En fait, le journalisme de voyage se décline en plusieurs variantes, qui va du style “brochure promotionnelle” (à éviter) jusqu’au style littéraire, en passant par l’information brute, simple et concise – qui est souvent le lot des blogues. Entre les deux, tout est possible.
En tout état de cause, ce type de journalisme permet une grande liberté de plume – encore faut-il trouver le bon média pour se le permettre -, ce qui est sans doute son plus grand avantage et sa plus grande force (outre celui de voyager). Voici quelques règles de base à suivre pour le pratiquer, à mon humble avis.
Sur le terrain
-Être curieux, allumé, proactif et attentif: c’est le b.a.-ba pour bien saisir l’esprit des lieux.

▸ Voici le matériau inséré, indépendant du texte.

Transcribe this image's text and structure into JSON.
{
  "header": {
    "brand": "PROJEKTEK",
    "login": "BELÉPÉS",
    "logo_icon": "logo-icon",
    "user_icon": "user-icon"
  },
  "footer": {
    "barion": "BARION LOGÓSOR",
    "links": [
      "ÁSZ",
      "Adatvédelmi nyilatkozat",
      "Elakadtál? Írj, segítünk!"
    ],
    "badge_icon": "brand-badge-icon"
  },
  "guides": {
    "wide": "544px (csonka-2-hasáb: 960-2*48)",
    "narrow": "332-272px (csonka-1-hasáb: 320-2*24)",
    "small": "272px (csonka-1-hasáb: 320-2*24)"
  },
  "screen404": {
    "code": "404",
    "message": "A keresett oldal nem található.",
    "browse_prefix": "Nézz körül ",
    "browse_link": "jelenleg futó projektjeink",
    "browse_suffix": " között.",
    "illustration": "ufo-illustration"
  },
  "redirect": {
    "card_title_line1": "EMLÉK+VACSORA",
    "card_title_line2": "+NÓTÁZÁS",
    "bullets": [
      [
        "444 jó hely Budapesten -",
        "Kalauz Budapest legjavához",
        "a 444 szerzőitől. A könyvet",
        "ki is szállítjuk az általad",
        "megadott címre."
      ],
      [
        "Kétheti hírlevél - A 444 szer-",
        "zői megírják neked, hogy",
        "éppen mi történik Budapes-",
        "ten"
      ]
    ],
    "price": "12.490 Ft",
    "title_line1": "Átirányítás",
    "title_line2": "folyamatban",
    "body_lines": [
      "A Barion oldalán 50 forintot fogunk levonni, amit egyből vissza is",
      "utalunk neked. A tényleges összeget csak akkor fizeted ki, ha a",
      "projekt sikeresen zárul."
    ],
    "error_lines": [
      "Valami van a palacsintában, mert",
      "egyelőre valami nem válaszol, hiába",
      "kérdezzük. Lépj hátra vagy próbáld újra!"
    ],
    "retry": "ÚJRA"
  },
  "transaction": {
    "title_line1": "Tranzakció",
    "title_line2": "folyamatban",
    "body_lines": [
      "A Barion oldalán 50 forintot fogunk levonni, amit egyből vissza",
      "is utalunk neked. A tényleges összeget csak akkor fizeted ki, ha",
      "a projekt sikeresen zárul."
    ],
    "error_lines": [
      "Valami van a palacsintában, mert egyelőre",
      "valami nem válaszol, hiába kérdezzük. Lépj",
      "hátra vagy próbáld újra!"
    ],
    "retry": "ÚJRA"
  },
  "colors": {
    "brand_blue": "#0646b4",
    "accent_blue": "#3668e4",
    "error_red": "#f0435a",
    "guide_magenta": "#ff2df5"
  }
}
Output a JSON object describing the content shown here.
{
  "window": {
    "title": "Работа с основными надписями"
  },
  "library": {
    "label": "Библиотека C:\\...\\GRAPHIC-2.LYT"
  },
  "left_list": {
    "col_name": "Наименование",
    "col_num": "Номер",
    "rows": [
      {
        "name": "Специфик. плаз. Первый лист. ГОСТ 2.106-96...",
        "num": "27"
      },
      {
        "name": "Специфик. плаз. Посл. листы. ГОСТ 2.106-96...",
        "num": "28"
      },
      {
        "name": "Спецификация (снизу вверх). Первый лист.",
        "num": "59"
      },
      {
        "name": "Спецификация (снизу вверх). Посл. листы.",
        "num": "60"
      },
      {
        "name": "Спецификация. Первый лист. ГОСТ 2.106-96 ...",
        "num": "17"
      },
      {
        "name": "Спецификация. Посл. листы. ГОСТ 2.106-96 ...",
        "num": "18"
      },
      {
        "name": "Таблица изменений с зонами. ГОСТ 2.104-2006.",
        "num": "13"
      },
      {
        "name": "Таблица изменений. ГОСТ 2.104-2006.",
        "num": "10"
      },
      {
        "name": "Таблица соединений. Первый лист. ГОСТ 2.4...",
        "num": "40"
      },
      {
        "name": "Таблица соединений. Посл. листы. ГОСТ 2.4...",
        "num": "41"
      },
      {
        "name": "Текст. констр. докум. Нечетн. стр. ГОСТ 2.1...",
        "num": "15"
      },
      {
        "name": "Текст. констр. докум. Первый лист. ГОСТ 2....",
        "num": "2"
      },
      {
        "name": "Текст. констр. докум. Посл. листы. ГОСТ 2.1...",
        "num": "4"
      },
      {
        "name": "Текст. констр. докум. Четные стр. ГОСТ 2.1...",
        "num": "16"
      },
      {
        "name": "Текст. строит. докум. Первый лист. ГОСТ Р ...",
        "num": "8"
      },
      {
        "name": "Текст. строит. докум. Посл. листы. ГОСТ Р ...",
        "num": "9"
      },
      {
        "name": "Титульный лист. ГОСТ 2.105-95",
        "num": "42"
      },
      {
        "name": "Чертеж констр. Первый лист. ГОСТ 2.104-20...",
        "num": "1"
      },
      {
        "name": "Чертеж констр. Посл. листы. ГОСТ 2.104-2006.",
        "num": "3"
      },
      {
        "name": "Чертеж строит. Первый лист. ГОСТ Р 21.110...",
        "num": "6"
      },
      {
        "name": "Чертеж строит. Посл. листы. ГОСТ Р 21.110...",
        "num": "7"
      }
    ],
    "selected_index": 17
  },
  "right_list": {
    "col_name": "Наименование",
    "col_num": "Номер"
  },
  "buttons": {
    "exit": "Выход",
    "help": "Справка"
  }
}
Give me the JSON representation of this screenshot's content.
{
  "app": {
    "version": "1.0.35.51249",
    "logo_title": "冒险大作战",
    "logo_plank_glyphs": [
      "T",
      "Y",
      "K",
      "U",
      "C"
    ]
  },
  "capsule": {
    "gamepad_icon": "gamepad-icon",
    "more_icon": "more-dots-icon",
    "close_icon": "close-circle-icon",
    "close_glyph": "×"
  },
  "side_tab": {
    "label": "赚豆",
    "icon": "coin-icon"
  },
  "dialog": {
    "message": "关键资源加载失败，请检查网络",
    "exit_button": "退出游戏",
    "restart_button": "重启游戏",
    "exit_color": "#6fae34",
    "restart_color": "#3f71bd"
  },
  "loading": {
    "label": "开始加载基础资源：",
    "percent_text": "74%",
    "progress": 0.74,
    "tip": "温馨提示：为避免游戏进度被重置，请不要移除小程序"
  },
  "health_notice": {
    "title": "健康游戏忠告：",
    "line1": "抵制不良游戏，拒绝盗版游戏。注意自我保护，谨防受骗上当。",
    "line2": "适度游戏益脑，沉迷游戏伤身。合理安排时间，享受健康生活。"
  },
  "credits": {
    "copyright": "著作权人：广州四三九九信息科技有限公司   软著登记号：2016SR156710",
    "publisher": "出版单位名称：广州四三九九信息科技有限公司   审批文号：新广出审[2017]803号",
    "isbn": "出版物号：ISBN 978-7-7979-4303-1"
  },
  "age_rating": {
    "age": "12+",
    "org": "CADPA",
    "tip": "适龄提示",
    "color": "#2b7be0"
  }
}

-Demeurer objectif et ne pas se laisser influencer outre mesure par un guide (physique, s’entend), un guide de voyages ou la réputation d’un lieu, parfois surfaite. Si on vous met un guide dans les pattes, s’évader au moins quelques heures par jour!
-Cela dit, visiter un lieu en compagnie d’un guide (et surtout d’un résidant) procure ses avantages: il permet de sortir des sentiers battus, de découvrir des jardins secrets, de voir les choses d’un autre oeil. Récemment, au musée de l’Ermitage de Saint-Pétersbourg, j’ai appris une partie de l’histoire de la Russie rien qu’en écoutant mon guide décrire les tableaux. Avec un audioguide, je ne me serais jamais rendu si loin.
-Idéalement, se laisser diriger (au moins un peu) par l’imprévu: c’est le fondement même de l’aventure, laquelle mène souvent aux meilleures histoires ou à des trouvailles originales.
-Parfois, mieux vaut planifier: je n’aurais pas pu débarquer à Küstendorf, petit village touristique serbe d’Emir Kusturica, et visiter les lieux en compagnie du cinéaste, si je ne m’étais pas annoncé.
-Lire des romans en lien avec le lieu où on voyage: certains détestent, et ça peut autant biaiser qu’éclairer. Mais ce qui est sûr, c’est que ça vous remet les choses en perspective. Sans Le Portail, de François Bizot, je n’aurais pas pu écrire sur le Cambodge comme je l’ai fait; sans La douleur du dollar, de Zoé Valdès, je n’aurais pas vu La Havane du même oeil.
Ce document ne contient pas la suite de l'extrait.